Another critical way to train your brain to love the metaphor: read poetry. Lots and lots of it. Old and new from every geographic region. Then: write it. Poetry is often a doorway to a metaphorical wonderland. You know what else is a doorway to a metaphorical wonderland? Churros. Mmm. Churros.

22. Profanity Is A Kind Of Metaphor

I want to point this out because, well, me and profanity? We’re buds. We’re bros. We’re in the Fuck Yeah Sisterhood. We went to space camp together and sold Girl Scout Cookies together and lost our virginities togeth… you know, we don’t need to keep talking about that. What I’m saying is, when I say, “Dave is a shithead,” I don’t mean he’s actually got a literal pile of feces roosting on his shoulders. When I say, “Fuck you” in anger, I don’t mean I actually want to fornicate with you. (I mean, probably.) Profanity is abstraction. It’s dirty, filthy, gooey abstraction.
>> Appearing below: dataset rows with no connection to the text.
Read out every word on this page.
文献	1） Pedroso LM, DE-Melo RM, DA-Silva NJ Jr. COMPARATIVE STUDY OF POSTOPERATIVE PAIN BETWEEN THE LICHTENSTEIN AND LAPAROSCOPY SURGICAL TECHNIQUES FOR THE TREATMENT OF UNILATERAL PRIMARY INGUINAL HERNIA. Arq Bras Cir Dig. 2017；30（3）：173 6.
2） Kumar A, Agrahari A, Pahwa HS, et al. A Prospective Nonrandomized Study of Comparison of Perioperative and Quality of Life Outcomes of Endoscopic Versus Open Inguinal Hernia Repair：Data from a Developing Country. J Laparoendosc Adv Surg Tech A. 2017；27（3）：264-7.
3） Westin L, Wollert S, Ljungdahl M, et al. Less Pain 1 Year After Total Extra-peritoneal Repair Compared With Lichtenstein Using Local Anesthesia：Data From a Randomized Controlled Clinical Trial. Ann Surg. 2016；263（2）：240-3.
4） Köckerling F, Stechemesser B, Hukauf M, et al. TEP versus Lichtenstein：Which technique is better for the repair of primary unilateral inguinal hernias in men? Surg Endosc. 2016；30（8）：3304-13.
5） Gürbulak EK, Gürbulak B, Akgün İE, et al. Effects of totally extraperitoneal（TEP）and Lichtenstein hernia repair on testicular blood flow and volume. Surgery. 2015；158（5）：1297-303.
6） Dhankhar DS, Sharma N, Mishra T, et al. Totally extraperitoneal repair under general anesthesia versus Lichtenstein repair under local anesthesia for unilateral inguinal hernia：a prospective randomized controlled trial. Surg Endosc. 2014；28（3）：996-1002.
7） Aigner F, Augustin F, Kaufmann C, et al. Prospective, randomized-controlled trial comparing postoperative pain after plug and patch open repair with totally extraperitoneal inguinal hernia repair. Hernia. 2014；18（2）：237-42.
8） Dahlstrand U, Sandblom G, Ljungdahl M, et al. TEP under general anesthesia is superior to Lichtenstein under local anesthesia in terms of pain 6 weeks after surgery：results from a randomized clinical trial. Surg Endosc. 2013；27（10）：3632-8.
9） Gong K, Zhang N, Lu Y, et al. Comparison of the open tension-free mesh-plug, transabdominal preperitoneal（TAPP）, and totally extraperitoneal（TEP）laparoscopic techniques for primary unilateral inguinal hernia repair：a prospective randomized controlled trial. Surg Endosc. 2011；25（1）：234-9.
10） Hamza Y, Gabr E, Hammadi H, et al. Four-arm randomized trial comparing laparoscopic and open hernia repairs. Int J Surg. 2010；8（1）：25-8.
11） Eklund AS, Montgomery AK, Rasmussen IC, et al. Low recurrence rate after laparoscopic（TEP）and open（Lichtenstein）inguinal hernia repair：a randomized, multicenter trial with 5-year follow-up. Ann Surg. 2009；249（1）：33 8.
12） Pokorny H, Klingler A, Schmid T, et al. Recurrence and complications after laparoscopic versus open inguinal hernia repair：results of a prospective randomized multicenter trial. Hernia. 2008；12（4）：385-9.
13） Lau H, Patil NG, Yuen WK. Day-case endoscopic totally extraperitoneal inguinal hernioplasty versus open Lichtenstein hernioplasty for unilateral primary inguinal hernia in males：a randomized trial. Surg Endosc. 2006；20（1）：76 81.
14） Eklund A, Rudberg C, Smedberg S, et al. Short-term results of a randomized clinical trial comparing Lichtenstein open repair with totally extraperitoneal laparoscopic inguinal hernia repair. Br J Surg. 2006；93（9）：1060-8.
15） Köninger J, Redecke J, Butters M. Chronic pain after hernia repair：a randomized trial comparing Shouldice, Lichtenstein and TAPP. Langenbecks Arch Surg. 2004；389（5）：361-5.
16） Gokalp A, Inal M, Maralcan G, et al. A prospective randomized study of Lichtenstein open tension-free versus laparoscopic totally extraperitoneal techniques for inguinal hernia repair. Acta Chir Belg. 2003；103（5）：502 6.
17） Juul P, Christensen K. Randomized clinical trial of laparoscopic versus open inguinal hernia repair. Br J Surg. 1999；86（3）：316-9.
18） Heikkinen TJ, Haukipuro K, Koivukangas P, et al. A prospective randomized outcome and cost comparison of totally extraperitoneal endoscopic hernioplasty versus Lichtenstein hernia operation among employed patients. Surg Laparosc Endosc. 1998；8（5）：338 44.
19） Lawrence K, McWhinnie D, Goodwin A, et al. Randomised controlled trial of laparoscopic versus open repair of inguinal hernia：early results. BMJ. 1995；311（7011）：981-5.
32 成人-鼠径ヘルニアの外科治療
And it is wonderful.

23. Metaphor Is A Strong Spice

Don’t overuse metaphor. Every paragraph can’t be a metaphor for another thing — sometimes you just have to say the thing that you want to say without throwing heaps and mounds of abstraction on top of it.

24. Blood Makes The Grass Grow

No, wait, sorry, I mean, “Practice makes perfect.” Silly me! If you’re not particularly comfortable with metaphors, if they make your throat tight and your body tense and cause you to pee two, maybe three drops of scaredy-urine into your Supergirl underoos, you merely need to practice. Sit down. Write metaphors. Let your brain off its chain and see what it comes up with. Write a whole page — hell, a whole fucking book — of the damn things. Nobody’s reading these. No pressure. Care little. Just write.

25. Metaphors Are Part Of An Artistic Frequency

Narrative can, at the basic level, exist in a way where it tells us what has happened or is happening. Right? It serves as a simple explanation, the story being the literal actions taken and words spoken. John went to the grocery store. There he saw Mary. John and Mary kissed by the cantaloupes. John said, “I love you.” Mary Tasered him in the nipples. John died. Mary took his shoes. Whatever. But our storytelling can have levels that go above and below our words, that exist outside the literal flow of events and dialogue spoken. We have subtext. We have authorial intent. We have theme and symbol. And, drum roll please, we have metaphor. Metaphor elevates our narrative. Subtext is an invisible layer but metaphor is very visible, indeed: with metaphor we’re adding new colors to the sensory and experiential wavelength. This is why we use metaphor: to elevate storytelling to more than just the story told.